PINTEREST DESERVES TO EXIST WITH UNIQUE USE CASES FOR “PINNERS” AND DIFFERENTIATED VALUE PROPOSITION FOR ADVERTISERS
My concern that PINS is a feature that can be copied by Facebook as it has done with Snap and Twitter have been allayed. Based on my research, I believe the Company’s unique positioning as a hybrid social/search platform that inspires its users to visually discover and answer difficult subjective questions/desires that lack objective discrete answers supports the fact that its business model is not easily copied. PINS graphic content has been thoughtfully curated by humans at (in my view) nearly irreplicable scale and cannot be matched with machine learning or AI. Because there is no inherent adoption virality, there are “industrial” moats that likely make quick unexpected disruption harder and enable PINS to keep ahead as its scale feeds into better user experience. In my opinion, human curation and personalization in its taste graph make it hard to leapfrog/short circuit with technology alone, suggesting that any competitor (e.g., Google or Facebook) would need to build a comparable data set manually through its user base. Consider the simple graphic below (from IPO prospectus in April 2019) which shows all the different keyword tags that humans associate with a simple picture. While machine learning or AI would tag this as Machu Picchu, human Pinners tag this with many other subjective terms that are seemingly unrelated.
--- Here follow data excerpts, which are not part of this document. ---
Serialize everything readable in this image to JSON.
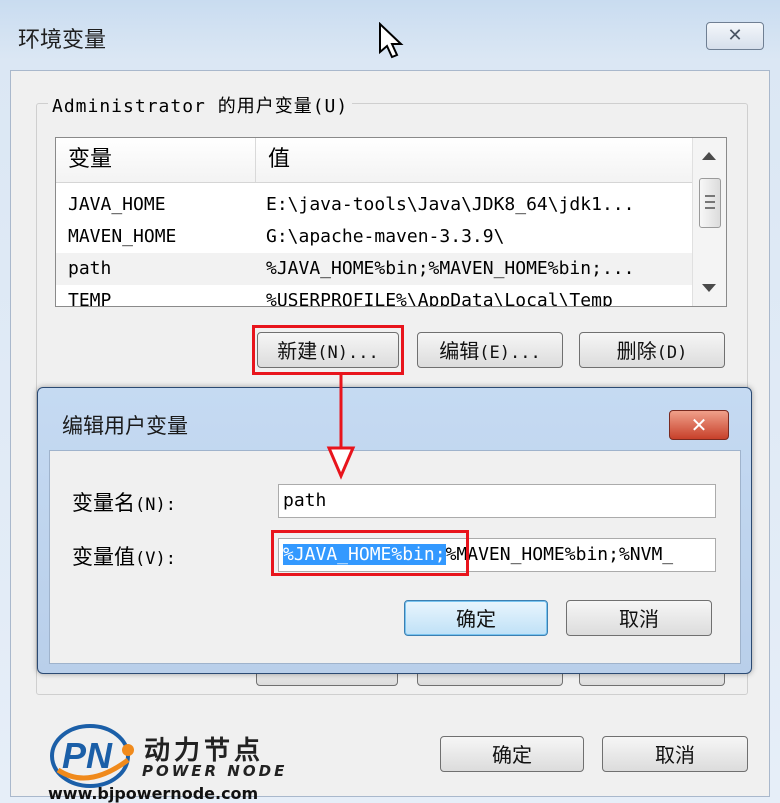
{
  "window": {
    "title": "环境变量",
    "close_glyph": "✕"
  },
  "user_vars": {
    "group_title": "Administrator 的用户变量(U)",
    "columns": [
      "变量",
      "值"
    ],
    "rows": [
      {
        "name": "JAVA_HOME",
        "value": "E:\\java-tools\\Java\\JDK8_64\\jdk1..."
      },
      {
        "name": "MAVEN_HOME",
        "value": "G:\\apache-maven-3.3.9\\"
      },
      {
        "name": "path",
        "value": "%JAVA_HOME%bin;%MAVEN_HOME%bin;..."
      },
      {
        "name": "TEMP",
        "value": "%USERPROFILE%\\AppData\\Local\\Temp"
      }
    ],
    "buttons": {
      "new_label": "新建",
      "new_accel": "(N)...",
      "edit_label": "编辑",
      "edit_accel": "(E)...",
      "delete_label": "删除",
      "delete_accel": "(D)"
    }
  },
  "edit_dialog": {
    "title": "编辑用户变量",
    "close_glyph": "✕",
    "name_label": "变量名",
    "name_accel": "(N):",
    "name_value": "path",
    "value_label": "变量值",
    "value_accel": "(V):",
    "value_selected": "%JAVA_HOME%bin;",
    "value_rest": "%MAVEN_HOME%bin;%NVM_",
    "ok_label": "确定",
    "cancel_label": "取消"
  },
  "footer": {
    "ok_label": "确定",
    "cancel_label": "取消"
  },
  "logo": {
    "chinese": "动力节点",
    "english": "POWER NODE",
    "url": "www.bjpowernode.com",
    "mark_text": "PN"
  },
  "colors": {
    "annotation_red": "#e8141c",
    "selection_blue": "#3399ff"
  }
}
Powered by human curation, the Taste Graph seeks to serve up the most relevant picture based on context and tags, making this picture easily discoverable to a Pinner with similar desires. As users pin, Pinterest is able to [1] improve its understanding of user preferences; [2] glean from that data how similar consumers may think; [3] enable the Company to make its platform feel more personalized (according to Talk Shoppe survey cited its in IPO prospectus, 82% of Pinners indicate Pinterest feels personalized to them). For context, the taste graph has >175Bn pins saved and assigned to 4Bn saved boards per the Company’s IPO prospectus (April 2019).